For years auditors hired to review Caledonia finances have recommended village officials look at eliminating the mill tax for the Caledonia Utility District and just charge user fees for water and sewer customers.
Finance Committee members, who heard the recommendations during a meeting held Monday, weren’t fans of the auditor’s recommendation as it pertained to water and sewer service.
But the drainage commission is already looking at the possibility of charging tax-exempt customers for storm sewer fees, which was also a recommendation auditors made.
Renee Messing, of Clifton Larson Allen, recommended that the Village consider charging residents charging a water and sewer user fee rather than having the item on the tax rolls have a levy.

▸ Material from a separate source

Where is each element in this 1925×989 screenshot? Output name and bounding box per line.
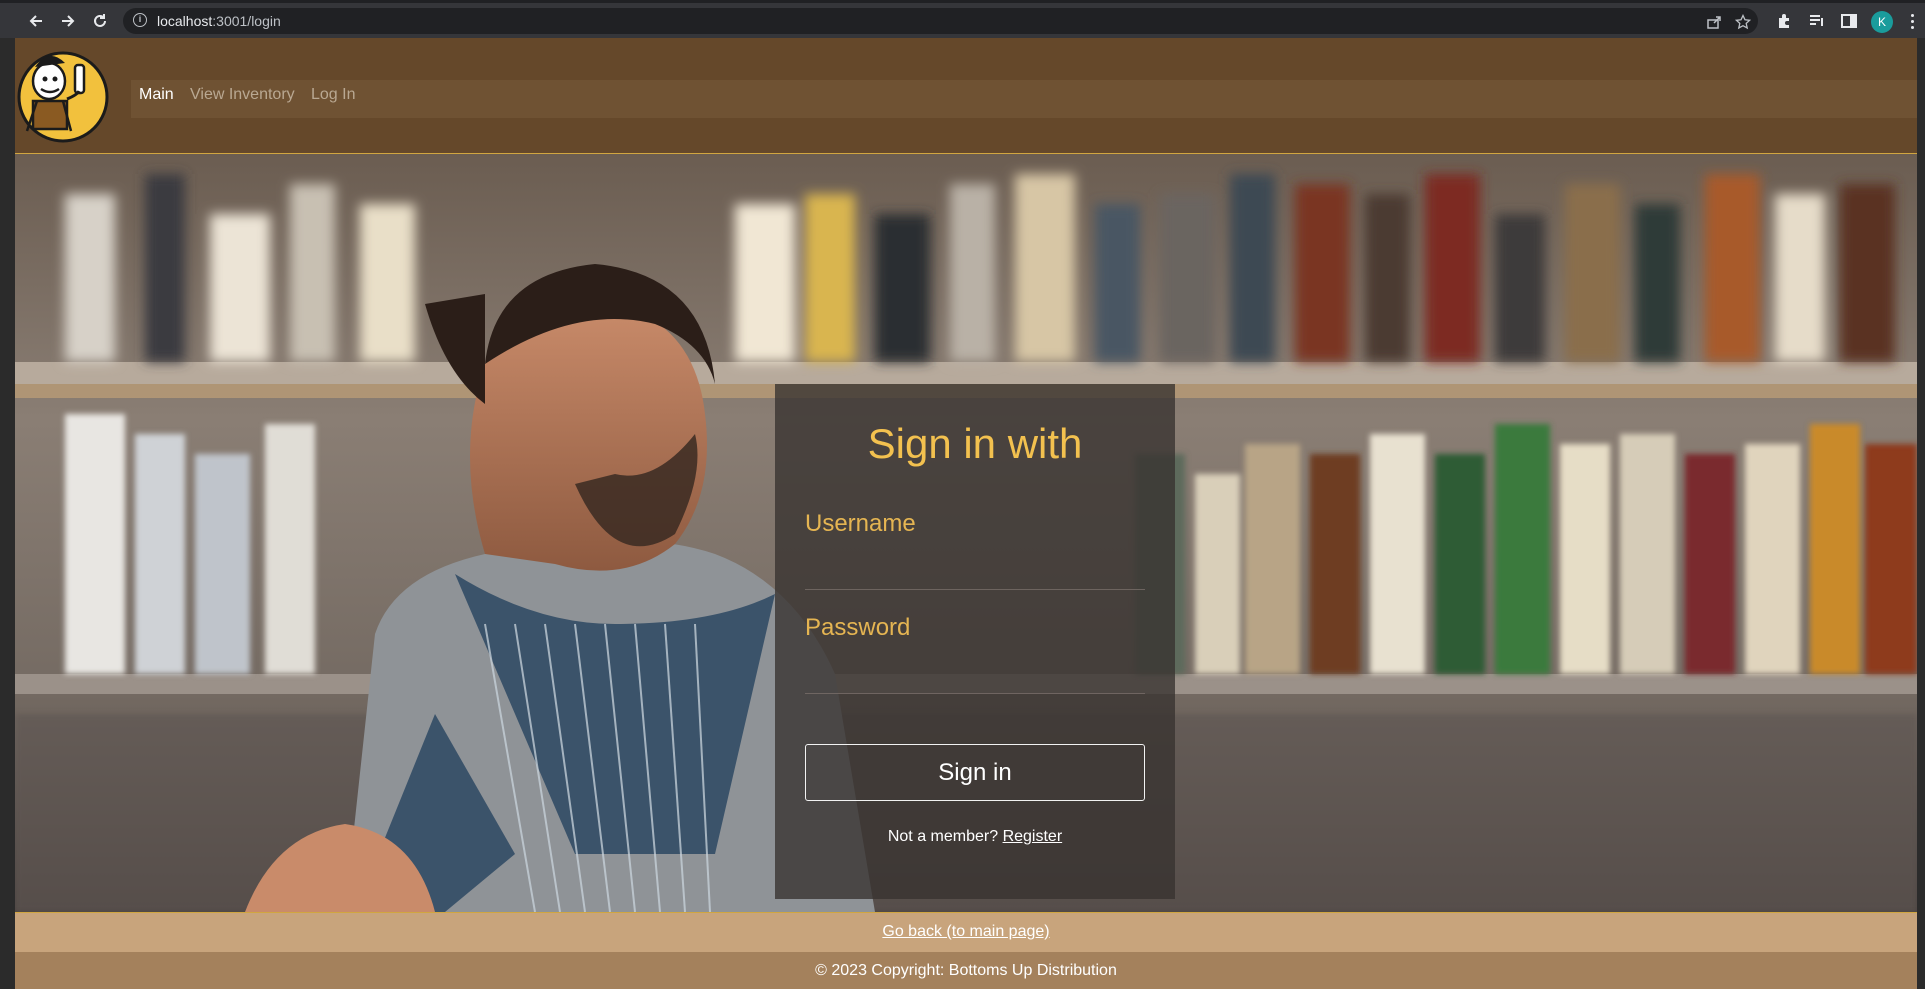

“At some point in time, you are going to want to look at a utility rate increase and to change your water rate you’d have to do it with the approval of the PSC and so you really can’t take that tax levy away from the water utility until you go to the PSC,” she said.
But Tom Weatherston, a member of the Finance Committee, said he wasn’t a fan of getting rid of the mill tax for water and sewer services.
“We put it in the tax levy so everyone in the district pays their fair share,” he said. “You can’t move that fee into the water usage rate because not everyone in the district buys water, and then that fee is then spread over the district.”
Some village residents living in the utility district in the Caledonia are charged a mill tax levy for sewer and water, but don’t pay a user fee.
Here’s why: some residents living along Dunkelow Road in Franksvillehave access to water hookups, but they aren’t connected to the water service. When the hookups were put in, the Town Board said connection wasn’t mandatory. The Village charges a mill tax for the infrastructure costs, and a separate water and sewer user fee. So, if the Village eliminated the mill tax, the sewer and water usage rates would increase 50 percent.
Bob Lui, head of the Caledonia Utility District, said the current system works well because people living in the utility district are all paying for the infrastructure regardless of whether they are hooked up to the service or not, but they aren’t charged a fee if they don’t use the water.
“I’m against getting rid of the mill tax,” Lui said. “Why should people pay 50 percent more to support the pipe people have access to for free?”
Storm sewer fees are another story.
Messing said the Village should take a look at changing the current rate structure for storm sewer services.
“We recommend that the Village review the rate structures and funding mechanisms to assess the appropriateness of continuing the tax levy support,” according to the communication letter from Clifon Larson Allen.
Weatherston also said the Village really wants to be equitible in how they charge for storm sewer. The Village drainage commission has been talking about switching to a system based on how much water runoff properties have in the drainage districts.
“That’s why I’m pushing for the storm water to do it so then we can use that same (ERU) equivalent residential unit system,” he said.
One of the benefits in using the ERU system is that the whole village would pay for the service and the charge would be nominal because it’s spread over a bigger base. But that base may also include tax-exempt properties.
“Right now we’re just talking about it and we have been for a long time,” he said. “The trouble is how to do it fairly.